[CPT-FGC] Re: Hi

  • From: Ilitirit Sama <ilitirit@xxxxxxxxx>
  • To: cpt-fgc@xxxxxxxxxxxxx
  • Date: Thu, 14 Nov 2013 16:26:52 +0200

UltraDavid on the leaked secret copyright treaties:

--Some countries want more protection for geographical indications, which
are rights to names based on location (like how sparkling wine is only
"champagne" if it's from Champagne France). The US seems not to really care
about this.

--It provides for a big increase in the kinds of things that can be
patented in ways that could harm the pace of innovation, consumers, and
smaller companies. Newly patentable things would include plants, animals,
biological processes, video game rules, *methods of mental processes*,
software itself, artwork, books, and more. The US already allows some of
these, but other countries don't, and nobody allows patents for some of

--There's a way to re-patent already known or previously patented stuff as
long as you claim the stuff has a new use.
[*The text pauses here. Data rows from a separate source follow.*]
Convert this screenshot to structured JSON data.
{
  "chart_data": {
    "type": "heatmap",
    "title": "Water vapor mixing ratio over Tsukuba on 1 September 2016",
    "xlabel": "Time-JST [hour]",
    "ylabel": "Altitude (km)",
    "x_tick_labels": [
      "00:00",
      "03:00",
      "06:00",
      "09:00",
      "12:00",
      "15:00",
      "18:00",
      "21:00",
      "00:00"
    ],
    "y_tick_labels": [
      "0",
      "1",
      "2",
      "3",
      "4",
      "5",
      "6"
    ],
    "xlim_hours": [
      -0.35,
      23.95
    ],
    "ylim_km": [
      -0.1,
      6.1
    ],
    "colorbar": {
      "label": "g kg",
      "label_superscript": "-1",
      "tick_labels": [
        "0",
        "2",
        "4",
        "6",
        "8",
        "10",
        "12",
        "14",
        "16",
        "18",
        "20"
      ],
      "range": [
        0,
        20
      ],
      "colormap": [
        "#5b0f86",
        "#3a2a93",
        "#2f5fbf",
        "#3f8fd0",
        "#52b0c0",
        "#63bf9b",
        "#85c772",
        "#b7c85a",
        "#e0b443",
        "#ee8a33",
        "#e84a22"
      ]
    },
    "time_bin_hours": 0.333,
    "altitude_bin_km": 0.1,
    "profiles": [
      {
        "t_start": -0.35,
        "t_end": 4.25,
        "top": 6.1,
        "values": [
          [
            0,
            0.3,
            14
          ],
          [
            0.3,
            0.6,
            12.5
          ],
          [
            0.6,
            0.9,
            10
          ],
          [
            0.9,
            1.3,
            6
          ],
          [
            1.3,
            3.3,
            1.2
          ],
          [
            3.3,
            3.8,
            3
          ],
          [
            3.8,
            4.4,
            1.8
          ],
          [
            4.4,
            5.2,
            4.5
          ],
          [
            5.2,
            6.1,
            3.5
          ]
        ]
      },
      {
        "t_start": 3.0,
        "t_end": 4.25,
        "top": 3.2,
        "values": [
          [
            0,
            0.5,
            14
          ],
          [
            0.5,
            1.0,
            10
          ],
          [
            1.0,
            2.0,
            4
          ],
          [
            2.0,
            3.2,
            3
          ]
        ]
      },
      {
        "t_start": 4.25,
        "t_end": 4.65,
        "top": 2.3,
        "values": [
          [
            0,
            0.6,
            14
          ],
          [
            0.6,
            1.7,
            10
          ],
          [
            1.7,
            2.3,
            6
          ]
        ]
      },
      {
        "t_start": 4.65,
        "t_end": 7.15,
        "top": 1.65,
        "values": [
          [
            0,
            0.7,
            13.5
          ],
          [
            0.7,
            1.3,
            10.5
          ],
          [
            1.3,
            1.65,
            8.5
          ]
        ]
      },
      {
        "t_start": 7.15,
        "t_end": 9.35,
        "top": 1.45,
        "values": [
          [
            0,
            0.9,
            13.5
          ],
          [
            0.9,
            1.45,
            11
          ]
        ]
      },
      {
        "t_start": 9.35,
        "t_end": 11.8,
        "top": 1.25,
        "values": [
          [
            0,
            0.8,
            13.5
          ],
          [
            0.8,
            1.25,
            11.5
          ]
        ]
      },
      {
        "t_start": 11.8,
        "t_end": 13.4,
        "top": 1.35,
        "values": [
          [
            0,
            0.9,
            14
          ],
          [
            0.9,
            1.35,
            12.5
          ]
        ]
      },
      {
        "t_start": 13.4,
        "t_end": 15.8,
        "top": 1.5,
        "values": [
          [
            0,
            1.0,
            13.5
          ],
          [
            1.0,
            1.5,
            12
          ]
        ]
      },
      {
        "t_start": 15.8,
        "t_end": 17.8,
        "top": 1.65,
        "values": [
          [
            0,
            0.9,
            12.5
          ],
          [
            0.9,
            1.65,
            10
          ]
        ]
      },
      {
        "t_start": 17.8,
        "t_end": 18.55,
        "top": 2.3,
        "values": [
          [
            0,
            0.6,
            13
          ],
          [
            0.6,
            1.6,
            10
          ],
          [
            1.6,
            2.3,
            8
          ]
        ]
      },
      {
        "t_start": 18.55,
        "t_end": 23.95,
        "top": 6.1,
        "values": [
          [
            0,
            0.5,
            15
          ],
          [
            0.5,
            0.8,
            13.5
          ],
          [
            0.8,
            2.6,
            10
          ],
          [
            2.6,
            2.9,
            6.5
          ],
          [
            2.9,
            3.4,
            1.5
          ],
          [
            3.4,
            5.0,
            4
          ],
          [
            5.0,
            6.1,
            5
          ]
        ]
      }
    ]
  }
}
The US also wants standards for
granting patents to be relaxed a bit compared to many countries' current
requirements and patent terms to be made effectively longer by not counting
long delays between when the patent was first filed and when it was granted
(which can take years in some cases) toward the total patent term.

--There are some reasons for a country to not allow a patent to be used
(aka exploited), like dire health circumstances, but not, as it says,
"merely because the exploitation is prohibited by their law."
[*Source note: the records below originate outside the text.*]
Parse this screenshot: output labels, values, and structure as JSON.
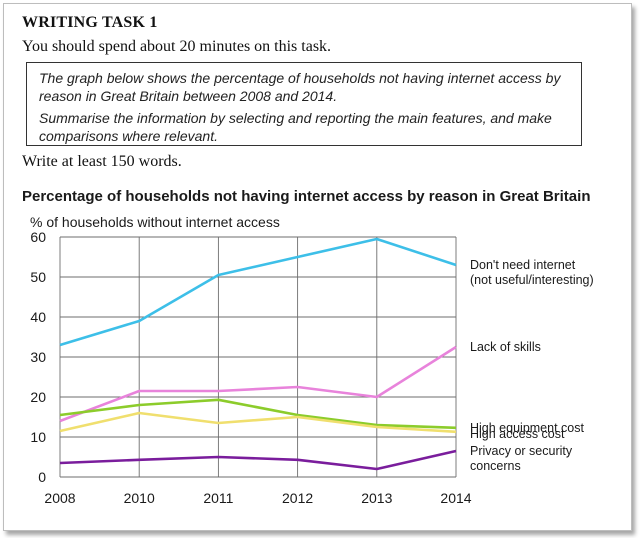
{
  "heading": "WRITING TASK 1",
  "intro": "You should spend about 20 minutes on this task.",
  "task_box": {
    "line1": "The graph below shows the percentage of households not having internet access by reason in Great Britain between 2008 and 2014.",
    "line2": "Summarise the information by selecting and reporting the main features, and make comparisons where relevant."
  },
  "instruction": "Write at least 150 words.",
  "chart_data": {
    "type": "line",
    "title": "Percentage of households not having internet access by reason in Great Britain",
    "ylabel": "% of households without internet access",
    "xlabel": "",
    "x": [
      "2008",
      "2010",
      "2011",
      "2012",
      "2013",
      "2014"
    ],
    "ylim": [
      0,
      60
    ],
    "yticks": [
      0,
      10,
      20,
      30,
      40,
      50,
      60
    ],
    "grid": true,
    "legend": "direct labels at right",
    "series": [
      {
        "name": "Don't need internet (not useful/interesting)",
        "label_lines": [
          "Don't need internet",
          "(not useful/interesting)"
        ],
        "color": "#3dbfe8",
        "values": [
          33,
          39,
          50.5,
          55,
          59.5,
          53
        ]
      },
      {
        "name": "Lack of skills",
        "label_lines": [
          "Lack of skills"
        ],
        "color": "#e883db",
        "values": [
          14,
          21.5,
          21.5,
          22.5,
          20,
          32.5
        ]
      },
      {
        "name": "High equipment cost",
        "label_lines": [
          "High equipment cost"
        ],
        "color": "#8ccc2b",
        "values": [
          15.5,
          18,
          19.3,
          15.5,
          13,
          12.3
        ]
      },
      {
        "name": "High access cost",
        "label_lines": [
          "High access cost"
        ],
        "color": "#f0df6e",
        "values": [
          11.5,
          16,
          13.5,
          15,
          12.5,
          11.3
        ]
      },
      {
        "name": "Privacy or security concerns",
        "label_lines": [
          "Privacy or security",
          "concerns"
        ],
        "color": "#7a1d9c",
        "values": [
          3.5,
          4.3,
          5,
          4.3,
          2,
          6.5
        ]
      }
    ]
  }
}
--Penalties for many kinds of copyright infringement and circumvention of
technological protections like DRM would be increased. Some of these rules
would require countries to install penalties like the US currently has,
while others criminalize and penalize more severely than anyone currently

--If the US gets its way, internet service providers will be on the hook to
some degree for copyright infringement engaged in by their users and will
be legally incented to work with copyright owners to deter infringement.
Other countries oppose this.


The bolded part is a big WTF (I looked it up - it's legit).  Basically
someone can patent certain methods of teaching and instruction.  Imagine
not being able to do long division because your school couldn't afford the
royalty fees associated with teaching you how to do it.